Help your child stop biting her fingernails
How can you help your child stop biting her fingernails? As with adults, children engage in repetive behaviors for a variety of reasons. For more than a few kids, the habit in question is biting fingernails. Whether it's just a little cuticle chewing, chopping down to the quick, it's unsightly and a bit unsanitary (dirty hands in the mouth, opening a path for germs if blood is drawn). Helping your child stop chewing fingernails may be a long process, but likely will be worth it for all of you.
Like an adult breaking habits, helping your child break the habit of biting fingernails is a process. It takes time, patience and understanding.
Work with your child
Since it's your child's behavior that needs so adjustment, not yours, you have to get buy in from your child. Talk with your child about your concerns for the behavior and that you'd like to work with him or her to solve it.

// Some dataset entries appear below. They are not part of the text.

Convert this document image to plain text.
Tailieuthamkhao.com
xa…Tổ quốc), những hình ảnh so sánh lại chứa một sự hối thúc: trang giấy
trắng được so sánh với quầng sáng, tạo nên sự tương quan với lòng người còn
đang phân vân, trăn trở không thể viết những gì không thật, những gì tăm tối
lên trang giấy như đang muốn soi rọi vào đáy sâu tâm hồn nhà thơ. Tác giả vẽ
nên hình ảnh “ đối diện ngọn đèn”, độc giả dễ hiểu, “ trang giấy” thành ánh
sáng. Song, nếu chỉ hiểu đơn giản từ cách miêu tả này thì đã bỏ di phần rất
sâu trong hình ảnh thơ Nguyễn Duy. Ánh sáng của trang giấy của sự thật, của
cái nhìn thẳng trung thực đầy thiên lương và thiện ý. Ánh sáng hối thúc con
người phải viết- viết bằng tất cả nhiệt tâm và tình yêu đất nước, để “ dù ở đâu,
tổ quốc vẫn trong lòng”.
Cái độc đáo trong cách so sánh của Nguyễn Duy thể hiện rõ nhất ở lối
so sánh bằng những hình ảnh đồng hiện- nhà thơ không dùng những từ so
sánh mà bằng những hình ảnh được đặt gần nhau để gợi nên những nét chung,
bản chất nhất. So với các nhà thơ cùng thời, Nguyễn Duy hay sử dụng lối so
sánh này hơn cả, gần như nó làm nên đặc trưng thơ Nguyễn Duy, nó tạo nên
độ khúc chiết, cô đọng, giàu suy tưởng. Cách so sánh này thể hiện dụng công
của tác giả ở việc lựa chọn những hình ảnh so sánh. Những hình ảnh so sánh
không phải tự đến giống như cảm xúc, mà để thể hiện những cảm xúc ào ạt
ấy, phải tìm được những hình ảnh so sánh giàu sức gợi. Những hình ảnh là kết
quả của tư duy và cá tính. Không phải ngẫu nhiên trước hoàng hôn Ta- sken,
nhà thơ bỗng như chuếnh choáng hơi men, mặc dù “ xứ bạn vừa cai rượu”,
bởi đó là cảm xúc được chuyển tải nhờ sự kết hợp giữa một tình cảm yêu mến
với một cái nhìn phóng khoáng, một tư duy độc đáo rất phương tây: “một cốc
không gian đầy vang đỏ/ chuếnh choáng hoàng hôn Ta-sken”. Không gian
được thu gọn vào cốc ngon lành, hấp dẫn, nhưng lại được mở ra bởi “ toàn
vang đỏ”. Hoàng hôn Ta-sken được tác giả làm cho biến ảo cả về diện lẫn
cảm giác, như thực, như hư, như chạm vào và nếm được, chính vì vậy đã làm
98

Identify some underlying issues
While using one of those brush on fingernail biting deterrents (because it tastes so bad) might work for some children, it won't work for others. A habit like biting fingernails may have an
underlying issue associated with it. If your child is feeling particularly stressed about a situation, fingernail chewing may increase. If you can identify the stressful situation - and help
address - you may go a fair way to dealing with the problem.
My child's nail biting increases in the weeks before school starts and around intense academic times. Reassurance of the situation and that we as parents will be there to help doesn't eliminate the nail biting, but it does seem to mitigate it some.
As you work with your child to encourage the change in behavior, offer some reward - and if it has something to do with the hands, all the better. For girls, definitely, the offer of a nice manicure can be a great goal. For boys - well - maybe those baseball gloves he so wants?
There will be setbacks
There certainly will be setbacks as your child works to stop biting his or her nails. Getting angry won't help in these situations. Better to encourage the progress that has been made and offer
sympathy and reassurance that you'll help your child get back on track.
Even with success in the process, the habit may come back months or years later. You may need to repeat this process a couple or more times. Eventually, though, you will all have achieved success: your child with breaking a bad habit and you will demonstrating teamwork and support for your child in that effort.